Los trabajadores de La Unión soltaron aquel día los picos para levantar las manos en busca de salarios más dignos, entre otras cosas, que aportasen más facilidades a los que ya se tenían y que iban de las 250 a las casi 350 pesetas semanales.

Como ya ocurriese en mayo de 1898, el 7 de marzo de 1916, la extracción de Cartagena pedía que se terminase con el sistema de pago a través de vales. Un método de abono que obligaba al trabajador a comprar exclusivamente en los negocios que se habían habilitado para ello desde las grandes corporaciones mineras. Además, por sentido común y viendo que sus jornales alcanzaban de milagro para comprar hogazas de pan, los mineros de La Unión consideraron que era justo que fuesen sus patronos quienes corriesen con los gastos derivados del carburo y de la piedra que hacían de candil dentro de las galerías.

«El poder pudre la sangre»

A pesar de que era el miedo a no tener un plato en la mesa lo que más acongojaba a los mineros de La Unión, y por la negativa tajante de la patronal, los trabajadores rebajaron sus demandas a tres reales más. La respuesta de quien tenía la sartén por el mango fue clara: o uno, o nada. Los trabajadores, a la huelga.

Cuando regresaban a casa después de haber debatido las líneas a seguir en sus peticiones, y respaldados en todo momento por UGT y CNT, vieron humo a la altura de la Fundición de Pío Wandossel. ¿Esquiroles?

Comenzaba aquí la tragedia. Un destacamento de la Guardia Civil al mando del teniente Mancebo les cortó el paso a la fundición junto a 22 soldados, todos mantenidos por el Ayuntamiento de la localidad. Y comenzó la carga.

Ocho de los mineros recibieron la muerte a las puertas de Wandossel y uno más en el hospital. Entre ellos, Ana María Céspedes Soler y un par de niños que echaban horas trabajando en la mina. Uno de nombre Francisco Carrillo Paredes; el otro sin identificar. Teresa Fernández Herrera cuenta que

«Gracias a los camilleros de la Cruz Roja que se interpusieron entre la fuerza pública y los trabajadores la masacre no fue mayor. A los heridos para los que no había camillas los llevaron a hombros al hospital de La Unión, donde las Hermanas de la Caridad se volcaron en la atención a los heridos».

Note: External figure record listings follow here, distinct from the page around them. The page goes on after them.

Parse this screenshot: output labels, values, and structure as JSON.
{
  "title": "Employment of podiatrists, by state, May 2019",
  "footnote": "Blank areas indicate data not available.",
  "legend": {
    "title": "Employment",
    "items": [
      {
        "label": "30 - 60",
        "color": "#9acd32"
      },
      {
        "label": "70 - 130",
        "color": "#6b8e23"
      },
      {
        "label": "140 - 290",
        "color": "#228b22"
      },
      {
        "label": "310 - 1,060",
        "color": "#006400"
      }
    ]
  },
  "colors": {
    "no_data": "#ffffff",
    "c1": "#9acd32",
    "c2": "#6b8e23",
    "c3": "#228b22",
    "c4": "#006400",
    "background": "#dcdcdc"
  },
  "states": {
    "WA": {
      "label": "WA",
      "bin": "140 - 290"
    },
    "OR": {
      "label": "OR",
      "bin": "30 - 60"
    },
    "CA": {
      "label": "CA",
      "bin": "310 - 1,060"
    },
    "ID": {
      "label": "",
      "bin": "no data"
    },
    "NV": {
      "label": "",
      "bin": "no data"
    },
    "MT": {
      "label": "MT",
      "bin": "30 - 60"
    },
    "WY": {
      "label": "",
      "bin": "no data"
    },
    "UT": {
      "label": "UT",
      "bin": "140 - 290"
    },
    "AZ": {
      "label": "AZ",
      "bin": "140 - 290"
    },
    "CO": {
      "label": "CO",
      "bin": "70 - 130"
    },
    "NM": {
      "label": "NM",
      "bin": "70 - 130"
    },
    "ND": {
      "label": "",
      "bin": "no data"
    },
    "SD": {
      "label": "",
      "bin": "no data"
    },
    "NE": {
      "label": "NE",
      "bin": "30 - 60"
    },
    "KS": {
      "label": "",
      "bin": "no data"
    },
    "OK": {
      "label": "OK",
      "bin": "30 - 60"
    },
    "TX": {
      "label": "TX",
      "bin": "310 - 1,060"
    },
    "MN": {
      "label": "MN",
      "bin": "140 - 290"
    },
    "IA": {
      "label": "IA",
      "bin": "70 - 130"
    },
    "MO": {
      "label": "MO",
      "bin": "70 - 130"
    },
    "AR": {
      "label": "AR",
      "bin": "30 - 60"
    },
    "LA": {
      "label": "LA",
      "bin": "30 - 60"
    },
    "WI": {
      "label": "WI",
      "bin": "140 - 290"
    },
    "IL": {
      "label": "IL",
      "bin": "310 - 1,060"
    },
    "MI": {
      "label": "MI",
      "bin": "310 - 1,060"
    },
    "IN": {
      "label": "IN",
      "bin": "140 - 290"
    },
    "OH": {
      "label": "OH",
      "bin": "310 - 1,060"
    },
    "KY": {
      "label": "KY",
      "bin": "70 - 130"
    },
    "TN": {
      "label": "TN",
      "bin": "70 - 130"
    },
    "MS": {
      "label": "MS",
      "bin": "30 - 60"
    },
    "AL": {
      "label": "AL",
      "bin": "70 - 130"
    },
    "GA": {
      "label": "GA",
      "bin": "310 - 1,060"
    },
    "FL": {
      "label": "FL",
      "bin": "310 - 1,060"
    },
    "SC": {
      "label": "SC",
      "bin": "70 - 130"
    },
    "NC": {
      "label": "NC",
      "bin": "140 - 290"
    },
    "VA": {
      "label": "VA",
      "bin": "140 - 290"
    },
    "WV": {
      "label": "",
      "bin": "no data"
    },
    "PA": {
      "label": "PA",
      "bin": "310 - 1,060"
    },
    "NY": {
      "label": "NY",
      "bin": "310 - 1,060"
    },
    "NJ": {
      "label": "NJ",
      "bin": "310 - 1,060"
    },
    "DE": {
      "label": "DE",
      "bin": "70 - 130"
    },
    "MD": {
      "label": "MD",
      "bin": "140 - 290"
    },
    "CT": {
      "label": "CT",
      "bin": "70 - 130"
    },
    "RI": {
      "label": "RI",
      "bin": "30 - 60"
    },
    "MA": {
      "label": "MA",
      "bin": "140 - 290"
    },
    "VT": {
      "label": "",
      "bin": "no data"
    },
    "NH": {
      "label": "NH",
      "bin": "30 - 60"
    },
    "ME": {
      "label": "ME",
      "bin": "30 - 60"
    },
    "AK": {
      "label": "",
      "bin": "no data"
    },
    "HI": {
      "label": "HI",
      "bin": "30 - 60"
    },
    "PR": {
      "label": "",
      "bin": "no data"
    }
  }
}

No debió ser muy lícita la carga de la Guardia Civil porque, por la tarde, los reproches del capitán de la Cruz Roja hicieron que las palabras entre él y el teniente Mancebo se transformasen en guantadas. Nada serio.

Igual que el acontecimiento en sí, ya que a pesar de haber sido abierta una investigación, el resultado quedó en aguas de borraja. Nadie se hizo cargo, nadie fue culpado, pero la muerte se tomó la justicia por su mano y se llevó a nueve hombres que pedían ser tratados con dignidad.